Seferberlik ve Halk Direnişi Yüksek Komitesi lideri Korgenereal Beşir Mekki el-Bahi, geçtğimiz ay, Kordofan’ın tüm cephelerinde orduyu desteklemek için genel seferberlik ilan edildiğini ve bazı eyaletlerde eğitim kamplarının açıldığını duyurdu.

Bahi, komite tarafından yayınlanan açıklamasında şunları söyledi:

“Bu yaygın halk ayaklanması, Sudan halkının gerçek iradesini yansıtıyor ve ulusal devlet kurumlarının üzerinde hiçbir meşruiyet olmadığını teyit ediyor.”

Şarku’l Avsat, aralarında Hartum, Port Sudan, Medeni, Dongola, Sennar ve Halfa’nın bulunduğu, Sudan ordusunun kontrolündeki eyaletlerin başkentlerinde düzenlenen yürüyüşleri yerinde takip etti.
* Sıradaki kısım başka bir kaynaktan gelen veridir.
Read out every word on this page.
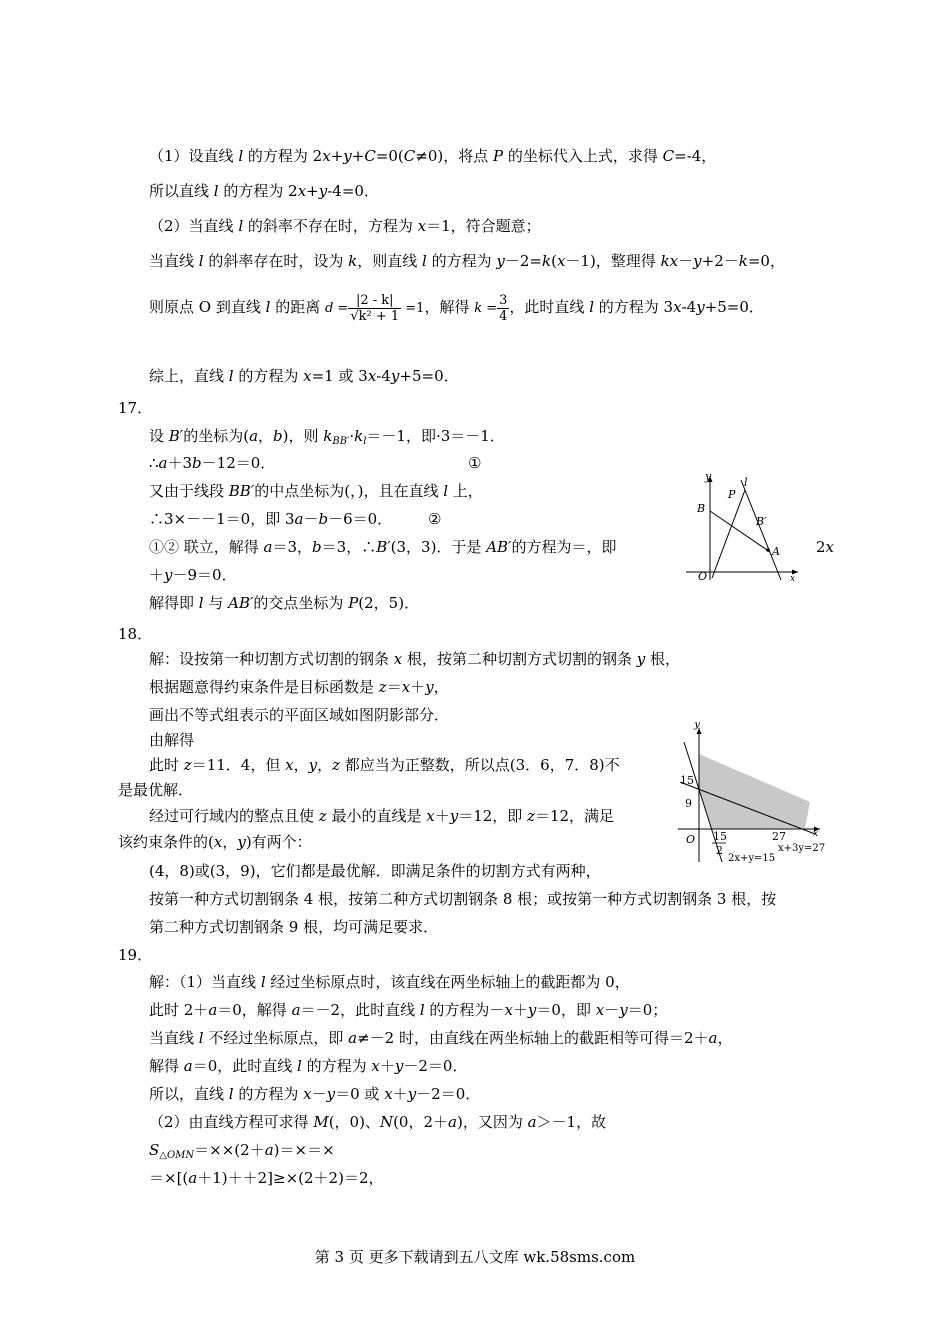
（1）设直线 l 的方程为 2x+y+C=0(C≠0)，将点 P 的坐标代入上式，求得 C=-4，
所以直线 l 的方程为 2x+y-4=0．
（2）当直线 l 的斜率不存在时，方程为 x＝1，符合题意；
当直线 l 的斜率存在时，设为 k，则直线 l 的方程为 y－2=k(x－1)，整理得 kx－y+2－k=0，
则原点 O 到直线 l 的距离 $d = \frac{|2 - k|}{\text{√k² + 1}} =1$，解得 $k = \frac{3}{4}$ ，此时直线 l 的方程为 3x-4y+5=0．
综上，直线 l 的方程为 x=1 或 3x-4y+5=0．
17．
设 B′的坐标为(a，b)，则 $k_{BB'}\cdot k_l=-1$，即·3＝－1．
∴a＋3b－12＝0．	①
又由于线段 BB′的中点坐标为(，)，且在直线 l 上，
∴3×－－1＝0，即 3a－b－6＝0． ②
①② 联立，解得 a＝3，b＝3，∴B′(3，3)．于是 AB′的方程为＝，即	2x
＋y－9＝0．
解得即 l 与 AB′的交点坐标为 P(2，5)．
y	l
P
B
B′
A
O	x
18．
解：设按第一种切割方式切割的钢条 x 根，按第二种切割方式切割的钢条 y 根，
根据题意得约束条件是目标函数是 z＝x＋y，
画出不等式组表示的平面区域如图阴影部分．
由解得
此时 z＝11．4，但 x，y，z 都应当为正整数，所以点(3．6，7．8)不
是最优解．
经过可行域内的整点且使 z 最小的直线是 x＋y＝12，即 z＝12，满足
该约束条件的(x，y)有两个：
(4，8)或(3，9)，它们都是最优解．即满足条件的切割方式有两种，
按第一种方式切割钢条 4 根，按第二种方式切割钢条 8 根；或按第一种方式切割钢条 3 根，按
第二种方式切割钢条 9 根，均可满足要求．
y
15
9
O 15
2
27	x
2x+y=15
x+3y=27
19．
解：（1）当直线 l 经过坐标原点时，该直线在两坐标轴上的截距都为 0，
此时 2＋a＝0，解得 a＝－2，此时直线 l 的方程为－x＋y＝0，即 x－y＝0；
当直线 l 不经过坐标原点，即 a≠－2 时，由直线在两坐标轴上的截距相等可得＝2＋a，
解得 a＝0，此时直线 l 的方程为 x＋y－2＝0．
所以，直线 l 的方程为 x－y＝0 或 x＋y－2＝0．
（2）由直线方程可求得 M(，0)、N(0，2＋a)，又因为 a＞－1，故
$S_{\triangle OMN}=\times\times(2+a)=\times=\times$
＝×[(a＋1)＋＋2]≥×(2＋2)＝2，
第 3 页 更多下载请到五八文库 wk.58sms.com
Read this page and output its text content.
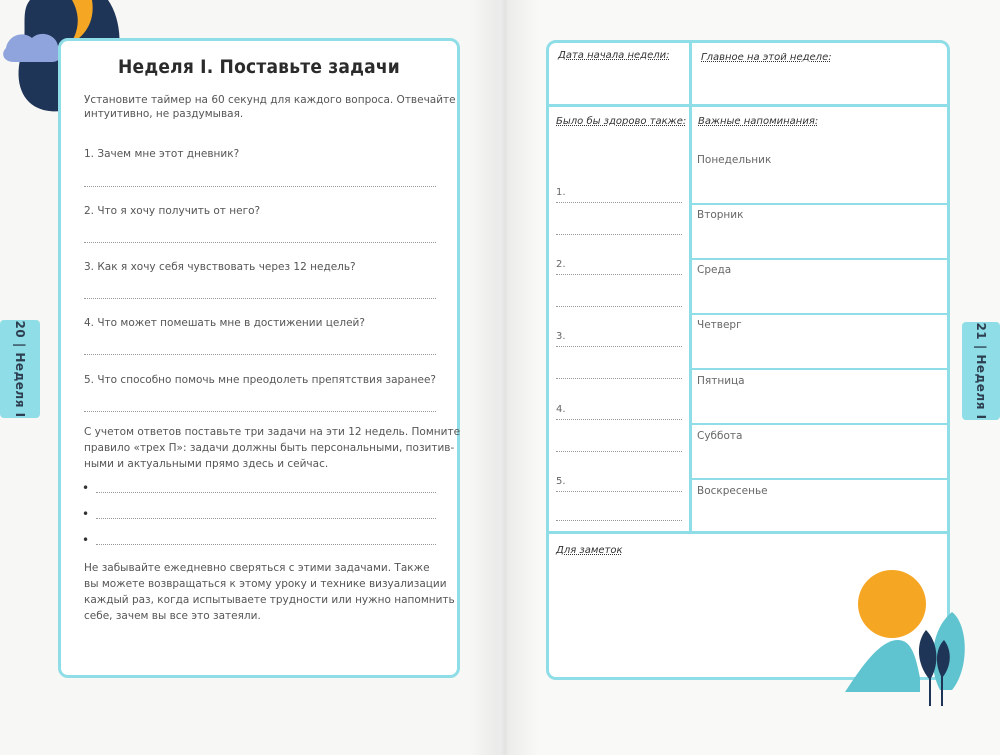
Неделя I. Поставьте задачи
Установите таймер на 60 секунд для каждого вопроса. Отвечайте
интуитивно, не раздумывая.
1. Зачем мне этот дневник?
2. Что я хочу получить от него?
3. Как я хочу себя чувствовать через 12 недель?
4. Что может помешать мне в достижении целей?
5. Что способно помочь мне преодолеть препятствия заранее?
С учетом ответов поставьте три задачи на эти 12 недель. Помните
правило «трех П»: задачи должны быть персональными, позитив-
ными и актуальными прямо здесь и сейчас.
•
•
•
Не забывайте ежедневно сверяться с этими задачами. Также
вы можете возвращаться к этому уроку и технике визуализации
каждый раз, когда испытываете трудности или нужно напомнить
себе, зачем вы все это затеяли.
20 | Неделя I
Дата начала недели:	Главное на этой неделе:
Было бы здорово также: Важные напоминания:
1.
2.
3.
4.
5.
Понедельник
Вторник
Среда
Четверг
Пятница
Суббота
Воскресенье
Для заметок
21 | Неделя I
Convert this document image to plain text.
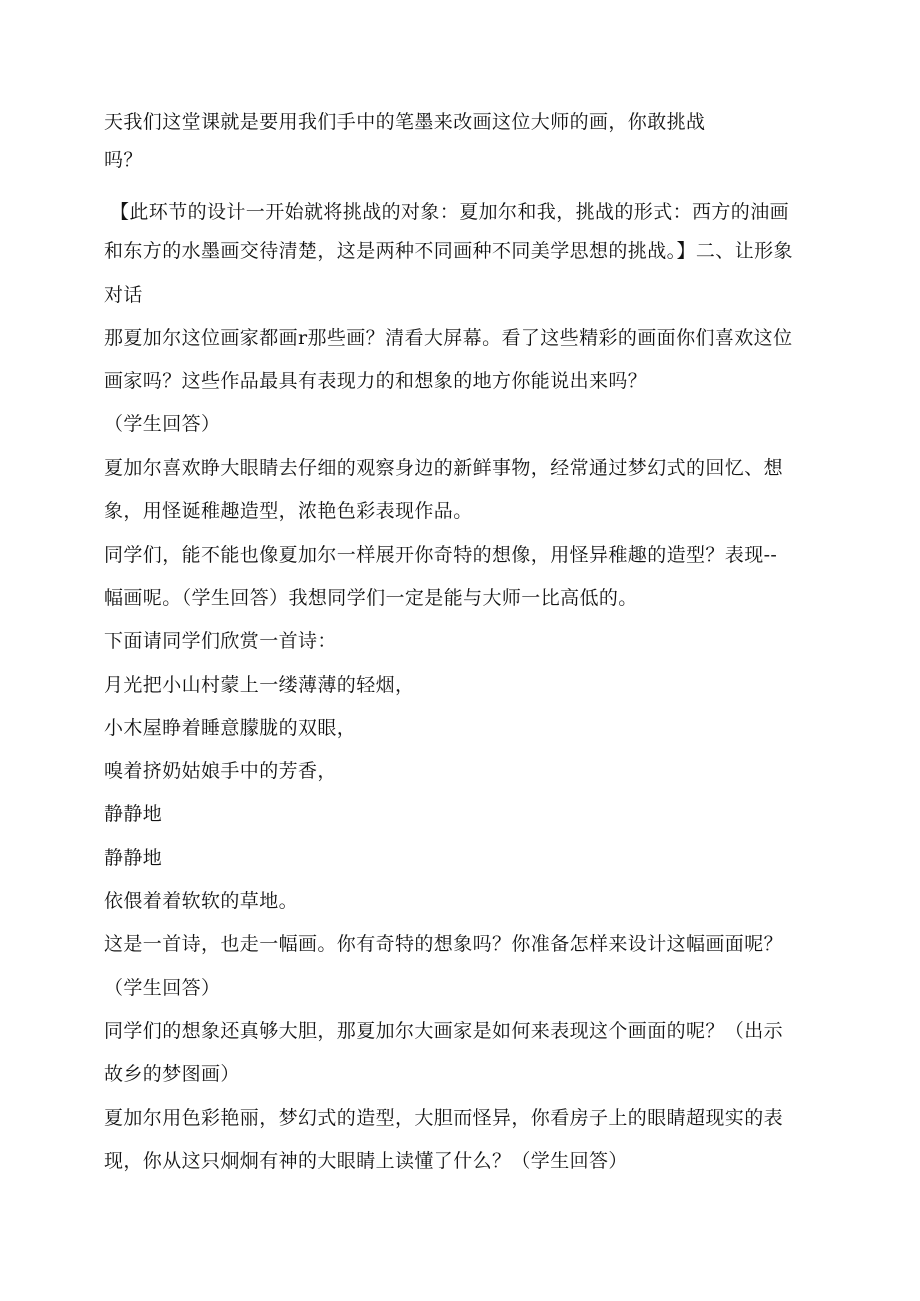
天我们这堂课就是要用我们手中的笔墨来改画这位大师的画，你敢挑战
吗？
【此环节的设计一开始就将挑战的对象：夏加尔和我，挑战的形式：西方的油画
和东方的水墨画交待清楚，这是两种不同画种不同美学思想的挑战。】二、让形象
对话
那夏加尔这位画家都画r那些画？清看大屏幕。看了这些精彩的画面你们喜欢这位
画家吗？这些作品最具有表现力的和想象的地方你能说出来吗？
（学生回答）
夏加尔喜欢睁大眼睛去仔细的观察身边的新鲜事物，经常通过梦幻式的回忆、想
象，用怪诞稚趣造型，浓艳色彩表现作品。
同学们，能不能也像夏加尔一样展开你奇特的想像，用怪异稚趣的造型？表现--
幅画呢。（学生回答）我想同学们一定是能与大师一比高低的。
下面请同学们欣赏一首诗：
月光把小山村蒙上一缕薄薄的轻烟，
小木屋睁着睡意朦胧的双眼，
嗅着挤奶姑娘手中的芳香，
静静地
静静地
依偎着着软软的草地。
这是一首诗，也走一幅画。你有奇特的想象吗？你准备怎样来设计这幅画面呢？
（学生回答）
同学们的想象还真够大胆，那夏加尔大画家是如何来表现这个画面的呢？（出示
故乡的梦图画）
夏加尔用色彩艳丽，梦幻式的造型，大胆而怪异，你看房子上的眼睛超现实的表
现，你从这只炯炯有神的大眼睛上读懂了什么？（学生回答）
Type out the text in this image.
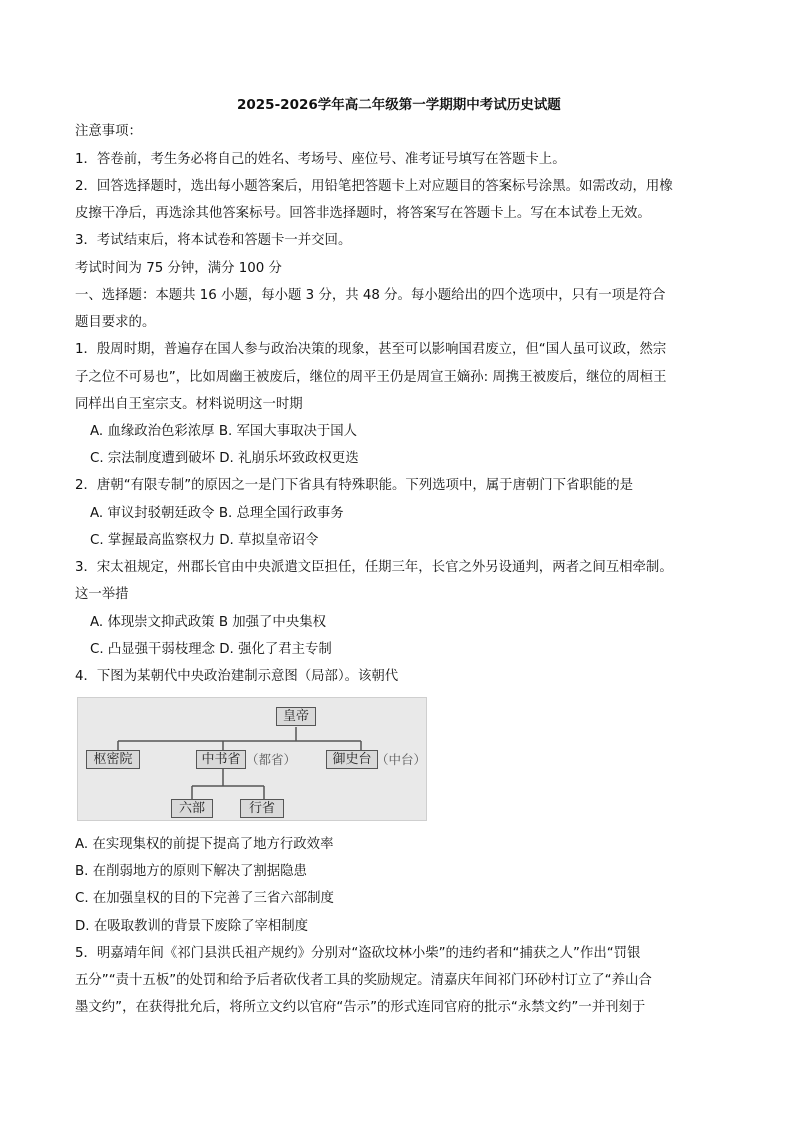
2025-2026学年高二年级第一学期期中考试历史试题
注意事项：
1．答卷前，考生务必将自己的姓名、考场号、座位号、准考证号填写在答题卡上。
2．回答选择题时，选出每小题答案后，用铅笔把答题卡上对应题目的答案标号涂黑。如需改动，用橡
皮擦干净后，再选涂其他答案标号。回答非选择题时，将答案写在答题卡上。写在本试卷上无效。
3．考试结束后，将本试卷和答题卡一并交回。
考试时间为 75 分钟，满分 100 分
一、选择题：本题共 16 小题，每小题 3 分，共 48 分。每小题给出的四个选项中，只有一项是符合
题目要求的。
1．殷周时期，普遍存在国人参与政治决策的现象，甚至可以影响国君废立，但“国人虽可议政，然宗
子之位不可易也”，比如周幽王被废后，继位的周平王仍是周宣王嫡孙: 周携王被废后，继位的周桓王
同样出自王室宗支。材料说明这一时期
A. 血缘政治色彩浓厚 B. 军国大事取决于国人
C. 宗法制度遭到破坏 D. 礼崩乐坏致政权更迭
2．唐朝“有限专制”的原因之一是门下省具有特殊职能。下列选项中，属于唐朝门下省职能的是
A. 审议封驳朝廷政令 B. 总理全国行政事务
C. 掌握最高监察权力 D. 草拟皇帝诏令
3．宋太祖规定，州郡长官由中央派遣文臣担任，任期三年，长官之外另设通判，两者之间互相牵制。
这一举措
A. 体现崇文抑武政策 B 加强了中央集权
C. 凸显强干弱枝理念 D. 强化了君主专制
4．下图为某朝代中央政治建制示意图（局部）。该朝代
皇帝
枢密院	中书省 （都省）	御史台 （中台）
六部	行省
A. 在实现集权的前提下提高了地方行政效率
B. 在削弱地方的原则下解决了割据隐患
C. 在加强皇权的目的下完善了三省六部制度
D. 在吸取教训的背景下废除了宰相制度
5．明嘉靖年间《祁门县洪氏祖产规约》分别对“盗砍坟林小柴”的违约者和“捕获之人”作出“罚银
五分”“责十五板”的处罚和给予后者砍伐者工具的奖励规定。清嘉庆年间祁门环砂村订立了“养山合
墨文约”，在获得批允后，将所立文约以官府“告示”的形式连同官府的批示“永禁文约”一并刊刻于
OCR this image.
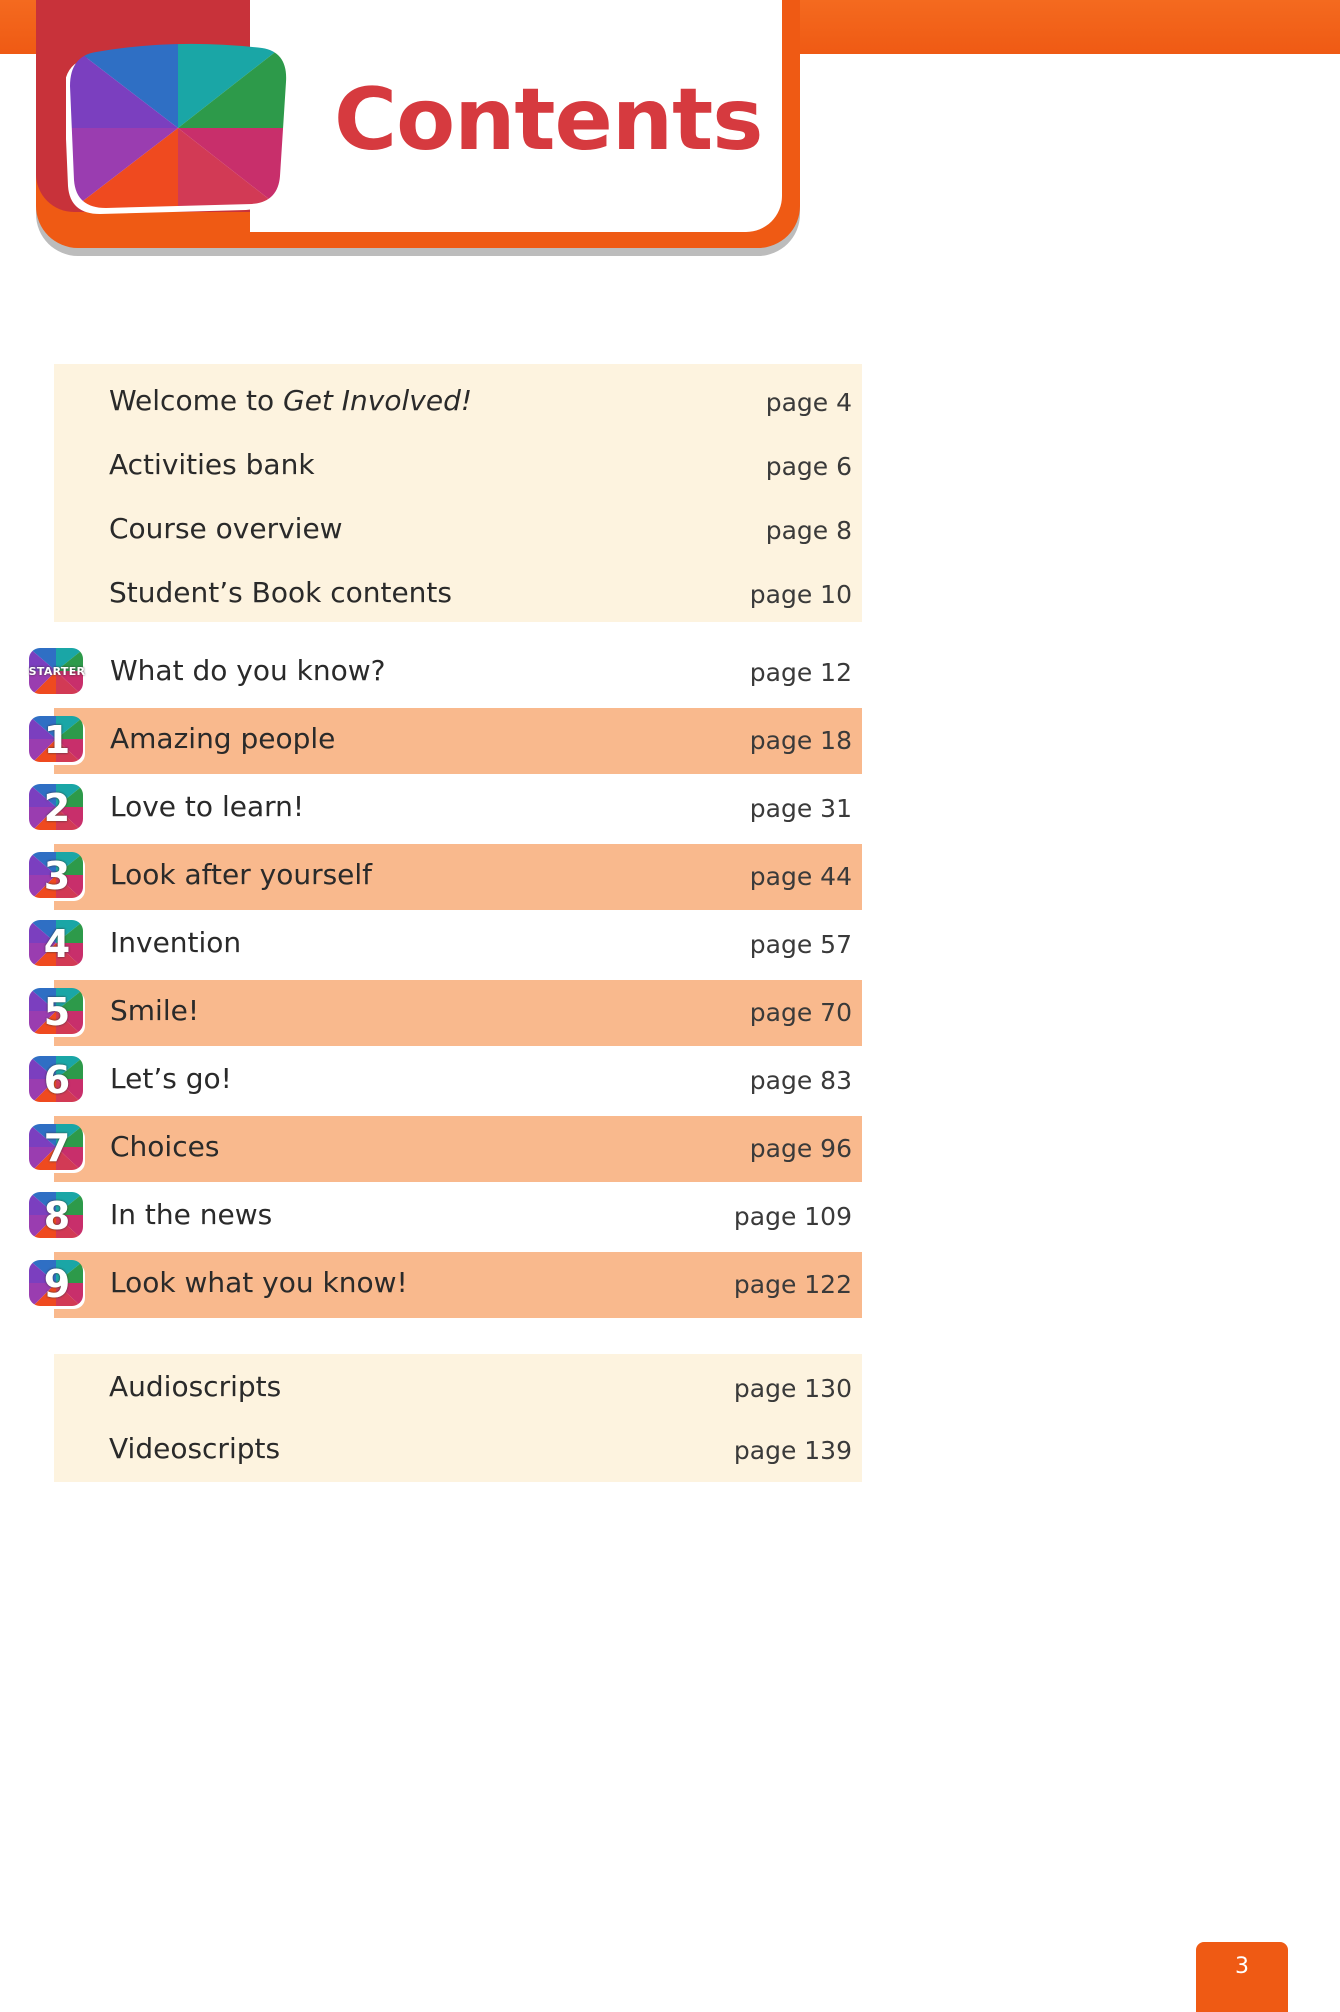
Contents
Welcome to Get Involved!	page 4
Activities bank	page 6
Course overview	page 8
Student’s Book contents	page 10
What do you know?	page 12
STARTER
Amazing people	page 18
1
Love to learn!	page 31
2
Look after yourself	page 44
3
Invention	page 57
4
Smile!	page 70
5
Let’s go!	page 83
6
Choices	page 96
7
In the news	page 109
8
Look what you know!	page 122
9
Audioscripts	page 130
Videoscripts	page 139
3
HDK'nın yaygın ihlallerine tanık olan El Cezire eyaletinin merkezindeki onlarca belde ve küçük köyde de dayanışma gösterileri düzenlendi.

Protestocular, Sudan ordusuna destek çağrısı yapan pankartlar açarken ‘Tek ordu, tek halk’ sloganları attı. Bazı protestocular ise HDK'nın terör örgütü olarak sınıflandırılması çağrısında bulunan sloganlar attı.

Öte yandan başta Sivil Demokratik Devrimci Güçler İttifakı (Sumud) olmak üzere savaş karşıtı güçler, ‘Barışa ve demokrasiye evet. Savaşa, askeri yönetime hayır’ sloganıyla sosyal medyada yaygın olarak paylaşımların yapıldığı bir kampanya başlattı.